Two-time gubernatorial candidate Ellen R. Sauerbrey, the state chairman for Bush, said there was good news and bad news from New Hampshire, where she spent several days helping the campaign.

"The bad news you already know about," she said. "The good news is that it really has galvanized the campaign. People realize we are not just going to float into this nomination, we have to win it. The result is we are going to have a much better prepared candidate for November."

But Maryland will probably not get a visit by George W. Bush before the primary. Richard Hug, Bush's state finance director, said Bush does plan to be in Maryland in March after the primary for a fund-raiser at PSINet Stadium.

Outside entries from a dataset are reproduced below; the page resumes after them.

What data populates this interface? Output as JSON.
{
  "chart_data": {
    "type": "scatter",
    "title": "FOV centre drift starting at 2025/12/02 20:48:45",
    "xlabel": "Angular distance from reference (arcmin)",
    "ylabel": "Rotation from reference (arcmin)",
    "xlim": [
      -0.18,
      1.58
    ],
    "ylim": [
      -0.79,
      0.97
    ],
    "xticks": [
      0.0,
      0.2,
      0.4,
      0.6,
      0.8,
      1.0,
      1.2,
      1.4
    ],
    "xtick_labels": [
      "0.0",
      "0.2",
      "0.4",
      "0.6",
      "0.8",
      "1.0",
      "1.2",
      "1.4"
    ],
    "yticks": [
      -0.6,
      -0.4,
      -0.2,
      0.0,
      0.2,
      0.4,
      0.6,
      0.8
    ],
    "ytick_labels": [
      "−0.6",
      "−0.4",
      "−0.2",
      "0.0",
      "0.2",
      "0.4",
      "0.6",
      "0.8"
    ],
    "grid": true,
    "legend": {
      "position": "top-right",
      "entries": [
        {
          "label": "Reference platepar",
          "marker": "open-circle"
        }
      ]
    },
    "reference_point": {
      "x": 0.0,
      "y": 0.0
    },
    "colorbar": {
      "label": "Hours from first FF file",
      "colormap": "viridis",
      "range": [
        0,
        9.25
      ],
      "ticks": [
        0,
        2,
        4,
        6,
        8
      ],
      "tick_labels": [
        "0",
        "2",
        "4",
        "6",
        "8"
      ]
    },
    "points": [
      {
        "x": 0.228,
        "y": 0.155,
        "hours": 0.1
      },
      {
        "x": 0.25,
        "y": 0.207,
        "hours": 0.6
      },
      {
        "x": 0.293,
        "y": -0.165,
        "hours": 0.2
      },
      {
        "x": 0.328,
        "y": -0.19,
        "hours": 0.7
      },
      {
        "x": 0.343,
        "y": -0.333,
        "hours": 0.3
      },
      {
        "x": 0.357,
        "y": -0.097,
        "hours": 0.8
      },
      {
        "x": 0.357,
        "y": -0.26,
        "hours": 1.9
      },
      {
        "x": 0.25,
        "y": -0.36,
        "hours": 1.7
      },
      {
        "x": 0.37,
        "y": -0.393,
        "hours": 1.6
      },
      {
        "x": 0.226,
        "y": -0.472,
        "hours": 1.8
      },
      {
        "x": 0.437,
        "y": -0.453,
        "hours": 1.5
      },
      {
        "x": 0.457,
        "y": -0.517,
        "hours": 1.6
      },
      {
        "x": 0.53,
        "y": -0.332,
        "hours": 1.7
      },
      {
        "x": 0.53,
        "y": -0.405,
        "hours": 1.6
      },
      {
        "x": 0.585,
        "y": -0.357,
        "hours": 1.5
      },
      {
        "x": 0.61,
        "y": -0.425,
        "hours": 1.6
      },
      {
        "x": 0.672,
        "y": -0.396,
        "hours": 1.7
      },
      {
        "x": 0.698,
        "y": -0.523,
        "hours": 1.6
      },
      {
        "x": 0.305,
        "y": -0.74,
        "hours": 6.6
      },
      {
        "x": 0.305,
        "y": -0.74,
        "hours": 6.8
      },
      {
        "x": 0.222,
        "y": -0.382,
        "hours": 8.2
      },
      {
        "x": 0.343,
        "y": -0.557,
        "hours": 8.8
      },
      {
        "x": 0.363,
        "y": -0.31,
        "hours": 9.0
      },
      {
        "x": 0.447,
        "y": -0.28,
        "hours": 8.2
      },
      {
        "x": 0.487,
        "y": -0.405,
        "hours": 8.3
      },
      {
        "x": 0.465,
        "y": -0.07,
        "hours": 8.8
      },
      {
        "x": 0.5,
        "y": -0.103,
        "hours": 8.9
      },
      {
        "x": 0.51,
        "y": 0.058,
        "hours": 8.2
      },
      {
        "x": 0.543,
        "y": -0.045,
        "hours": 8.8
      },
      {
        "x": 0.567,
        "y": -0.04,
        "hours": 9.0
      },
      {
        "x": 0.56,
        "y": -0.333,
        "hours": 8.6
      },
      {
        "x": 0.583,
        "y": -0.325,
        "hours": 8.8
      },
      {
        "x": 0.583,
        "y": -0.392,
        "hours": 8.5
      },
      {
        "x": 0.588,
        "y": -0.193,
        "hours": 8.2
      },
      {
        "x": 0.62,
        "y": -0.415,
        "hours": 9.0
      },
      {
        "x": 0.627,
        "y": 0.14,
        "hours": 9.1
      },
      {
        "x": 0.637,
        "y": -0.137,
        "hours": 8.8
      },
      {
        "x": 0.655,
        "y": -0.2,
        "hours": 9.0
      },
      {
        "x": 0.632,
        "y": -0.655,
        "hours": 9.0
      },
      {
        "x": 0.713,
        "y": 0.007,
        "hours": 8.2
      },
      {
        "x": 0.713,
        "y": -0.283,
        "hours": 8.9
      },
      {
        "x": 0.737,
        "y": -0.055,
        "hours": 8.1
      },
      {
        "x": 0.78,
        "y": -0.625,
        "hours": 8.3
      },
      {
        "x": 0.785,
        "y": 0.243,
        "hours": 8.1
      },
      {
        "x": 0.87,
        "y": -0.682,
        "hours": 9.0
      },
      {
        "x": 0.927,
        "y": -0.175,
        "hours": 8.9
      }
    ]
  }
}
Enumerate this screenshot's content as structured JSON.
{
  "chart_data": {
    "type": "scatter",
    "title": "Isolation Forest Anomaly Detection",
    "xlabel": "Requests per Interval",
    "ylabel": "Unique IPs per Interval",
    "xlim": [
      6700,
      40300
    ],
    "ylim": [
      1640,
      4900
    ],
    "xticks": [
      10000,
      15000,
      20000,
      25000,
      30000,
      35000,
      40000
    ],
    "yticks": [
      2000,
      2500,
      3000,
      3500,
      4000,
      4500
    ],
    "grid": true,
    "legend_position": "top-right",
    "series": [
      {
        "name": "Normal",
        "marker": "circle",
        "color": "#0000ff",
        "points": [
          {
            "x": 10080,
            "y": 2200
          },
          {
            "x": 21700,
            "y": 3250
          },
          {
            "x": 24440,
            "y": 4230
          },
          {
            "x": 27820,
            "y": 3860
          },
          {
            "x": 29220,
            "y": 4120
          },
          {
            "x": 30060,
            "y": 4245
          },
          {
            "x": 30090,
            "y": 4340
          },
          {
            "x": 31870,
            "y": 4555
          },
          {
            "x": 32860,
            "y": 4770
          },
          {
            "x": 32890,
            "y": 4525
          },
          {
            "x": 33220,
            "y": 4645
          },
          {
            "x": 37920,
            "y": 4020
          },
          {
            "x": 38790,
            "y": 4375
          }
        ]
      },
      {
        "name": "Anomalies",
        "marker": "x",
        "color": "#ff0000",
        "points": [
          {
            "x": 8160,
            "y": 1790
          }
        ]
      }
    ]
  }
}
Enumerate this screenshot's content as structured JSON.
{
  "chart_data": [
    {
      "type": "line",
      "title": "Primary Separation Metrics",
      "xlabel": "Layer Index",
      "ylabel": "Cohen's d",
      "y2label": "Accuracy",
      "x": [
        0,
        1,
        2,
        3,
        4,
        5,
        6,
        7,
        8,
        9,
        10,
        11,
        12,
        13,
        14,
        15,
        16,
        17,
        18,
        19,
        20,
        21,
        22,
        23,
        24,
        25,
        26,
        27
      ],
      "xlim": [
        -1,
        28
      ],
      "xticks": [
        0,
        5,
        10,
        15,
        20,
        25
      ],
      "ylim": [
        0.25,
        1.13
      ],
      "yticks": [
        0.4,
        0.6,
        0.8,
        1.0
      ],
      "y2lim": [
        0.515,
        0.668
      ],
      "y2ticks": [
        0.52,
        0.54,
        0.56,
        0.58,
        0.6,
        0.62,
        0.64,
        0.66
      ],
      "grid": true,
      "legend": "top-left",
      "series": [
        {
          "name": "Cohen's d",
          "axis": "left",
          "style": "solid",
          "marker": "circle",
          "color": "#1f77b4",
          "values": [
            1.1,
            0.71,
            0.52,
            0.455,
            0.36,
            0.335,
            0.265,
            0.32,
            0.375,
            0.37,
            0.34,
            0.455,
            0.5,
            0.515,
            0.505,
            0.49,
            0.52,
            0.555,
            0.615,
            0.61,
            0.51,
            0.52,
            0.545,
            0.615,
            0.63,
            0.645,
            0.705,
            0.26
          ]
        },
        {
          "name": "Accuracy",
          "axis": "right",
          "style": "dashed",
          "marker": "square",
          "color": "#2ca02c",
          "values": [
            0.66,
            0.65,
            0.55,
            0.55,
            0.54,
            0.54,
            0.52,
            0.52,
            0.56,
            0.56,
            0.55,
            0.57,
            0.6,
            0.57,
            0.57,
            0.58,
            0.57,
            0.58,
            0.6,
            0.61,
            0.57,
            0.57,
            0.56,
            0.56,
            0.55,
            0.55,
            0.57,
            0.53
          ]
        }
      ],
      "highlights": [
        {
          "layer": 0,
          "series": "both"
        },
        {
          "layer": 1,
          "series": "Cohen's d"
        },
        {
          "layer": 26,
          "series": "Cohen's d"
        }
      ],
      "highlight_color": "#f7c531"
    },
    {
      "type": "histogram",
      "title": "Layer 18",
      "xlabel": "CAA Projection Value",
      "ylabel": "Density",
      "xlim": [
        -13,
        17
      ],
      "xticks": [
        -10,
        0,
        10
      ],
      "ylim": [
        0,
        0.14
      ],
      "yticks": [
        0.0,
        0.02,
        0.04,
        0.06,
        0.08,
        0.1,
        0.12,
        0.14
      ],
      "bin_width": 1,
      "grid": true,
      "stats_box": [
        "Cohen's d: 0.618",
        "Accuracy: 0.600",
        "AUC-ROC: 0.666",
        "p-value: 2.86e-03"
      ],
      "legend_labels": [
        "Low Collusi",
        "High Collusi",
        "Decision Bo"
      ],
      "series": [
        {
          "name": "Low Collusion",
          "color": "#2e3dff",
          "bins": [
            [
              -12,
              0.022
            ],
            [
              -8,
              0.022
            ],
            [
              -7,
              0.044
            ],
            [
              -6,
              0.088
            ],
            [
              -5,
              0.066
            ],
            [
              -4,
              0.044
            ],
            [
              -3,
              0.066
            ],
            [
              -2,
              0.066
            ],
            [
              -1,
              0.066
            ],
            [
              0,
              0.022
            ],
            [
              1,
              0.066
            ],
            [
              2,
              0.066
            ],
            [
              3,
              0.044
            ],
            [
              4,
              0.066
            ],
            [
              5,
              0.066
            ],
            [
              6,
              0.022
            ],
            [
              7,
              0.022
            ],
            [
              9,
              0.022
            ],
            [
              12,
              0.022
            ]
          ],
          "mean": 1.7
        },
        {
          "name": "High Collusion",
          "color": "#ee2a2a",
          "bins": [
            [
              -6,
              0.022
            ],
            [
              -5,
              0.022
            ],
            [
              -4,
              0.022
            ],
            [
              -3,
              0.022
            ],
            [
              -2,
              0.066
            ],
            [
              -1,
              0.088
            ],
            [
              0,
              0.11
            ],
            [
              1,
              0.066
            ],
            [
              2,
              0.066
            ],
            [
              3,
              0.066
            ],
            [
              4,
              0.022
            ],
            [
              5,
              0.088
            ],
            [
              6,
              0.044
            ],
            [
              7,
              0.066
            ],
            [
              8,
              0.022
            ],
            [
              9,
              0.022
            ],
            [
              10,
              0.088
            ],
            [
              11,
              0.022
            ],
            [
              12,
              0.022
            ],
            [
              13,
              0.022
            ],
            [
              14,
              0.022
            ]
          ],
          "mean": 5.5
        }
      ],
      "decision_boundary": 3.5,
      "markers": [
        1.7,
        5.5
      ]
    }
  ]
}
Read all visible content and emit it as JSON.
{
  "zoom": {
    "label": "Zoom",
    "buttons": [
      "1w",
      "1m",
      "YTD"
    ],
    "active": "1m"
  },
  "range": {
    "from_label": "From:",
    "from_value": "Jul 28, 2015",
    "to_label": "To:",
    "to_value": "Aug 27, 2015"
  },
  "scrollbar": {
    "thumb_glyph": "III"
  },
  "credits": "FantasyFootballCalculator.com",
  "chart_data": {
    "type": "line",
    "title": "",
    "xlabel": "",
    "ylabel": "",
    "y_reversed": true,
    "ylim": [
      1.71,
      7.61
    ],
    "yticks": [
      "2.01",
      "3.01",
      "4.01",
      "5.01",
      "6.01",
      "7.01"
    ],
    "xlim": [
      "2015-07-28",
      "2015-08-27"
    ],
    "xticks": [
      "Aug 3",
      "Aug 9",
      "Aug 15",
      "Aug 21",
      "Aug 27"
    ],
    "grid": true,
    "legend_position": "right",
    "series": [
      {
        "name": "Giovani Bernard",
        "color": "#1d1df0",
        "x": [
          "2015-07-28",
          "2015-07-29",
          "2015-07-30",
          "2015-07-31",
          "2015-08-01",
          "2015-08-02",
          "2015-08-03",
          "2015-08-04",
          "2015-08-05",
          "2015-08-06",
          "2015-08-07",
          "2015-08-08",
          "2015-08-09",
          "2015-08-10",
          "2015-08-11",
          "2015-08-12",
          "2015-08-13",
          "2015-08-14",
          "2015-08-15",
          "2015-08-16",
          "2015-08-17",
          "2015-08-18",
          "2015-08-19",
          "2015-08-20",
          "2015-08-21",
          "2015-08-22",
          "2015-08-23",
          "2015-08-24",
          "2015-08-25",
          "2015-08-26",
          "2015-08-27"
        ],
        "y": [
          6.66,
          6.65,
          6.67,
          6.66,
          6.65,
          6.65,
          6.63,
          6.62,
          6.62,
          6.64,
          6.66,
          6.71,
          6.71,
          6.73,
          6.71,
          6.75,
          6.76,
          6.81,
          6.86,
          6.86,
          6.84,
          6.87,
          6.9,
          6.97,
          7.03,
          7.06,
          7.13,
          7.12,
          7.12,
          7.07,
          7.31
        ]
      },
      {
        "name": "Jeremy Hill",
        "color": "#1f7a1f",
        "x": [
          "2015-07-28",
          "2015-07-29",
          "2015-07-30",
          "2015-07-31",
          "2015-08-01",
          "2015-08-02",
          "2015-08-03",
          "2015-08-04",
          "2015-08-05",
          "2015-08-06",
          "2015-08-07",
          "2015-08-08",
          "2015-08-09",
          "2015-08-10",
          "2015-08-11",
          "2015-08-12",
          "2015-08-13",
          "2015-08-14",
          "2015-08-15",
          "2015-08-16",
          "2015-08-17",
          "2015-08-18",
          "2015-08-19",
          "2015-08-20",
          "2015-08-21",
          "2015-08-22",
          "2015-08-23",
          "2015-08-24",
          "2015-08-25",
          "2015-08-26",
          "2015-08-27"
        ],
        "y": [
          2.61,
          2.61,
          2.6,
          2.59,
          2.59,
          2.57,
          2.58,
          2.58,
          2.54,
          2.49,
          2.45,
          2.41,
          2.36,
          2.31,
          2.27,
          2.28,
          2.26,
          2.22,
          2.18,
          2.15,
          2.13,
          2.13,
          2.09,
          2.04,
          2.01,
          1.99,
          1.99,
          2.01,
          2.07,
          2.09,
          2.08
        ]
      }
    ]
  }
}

Hug said the campaign has raised $1.4 million in Maryland but that money went "straight to Austin," not to the campaign here.

Sauerbrey indicated that states such as Maryland that might have been taken for granted by the national Bush organization are now going to get some attention. She expects a delivery of literature tomorrow, but yesterday had to be content with handing out fliers brought back from the Delaware primary.

Those at the meeting did get a list of "talking points" to use when discussing the race. The paper points to Bush's record as Texas governor on education, taxes and welfare reform, emphasizing the campaign's new theme, "A Reformer with Results."

But it also takes clear aim at McCain, saying his record "suggests that he lacks an understanding of the basic constitutional principles of limited government, freedom of speech, and private property rights" because of his stance on campaign finance reform.

It also knocks McCain for sponsoring "a bill designed to cripple a legal industry by extracting $516 billion from tobacco smokers," for supporting ground troops to Kosovo and "playing class warfare demagoguery."

Much of the meeting was taken up with the nuts and bolts of putting together a local campaign -- getting out lists of Republican voters to be called and reminding Bush supporters to vote just before the primary.

"The way you win elections is by getting your voters to the polls," Sauerbrey said.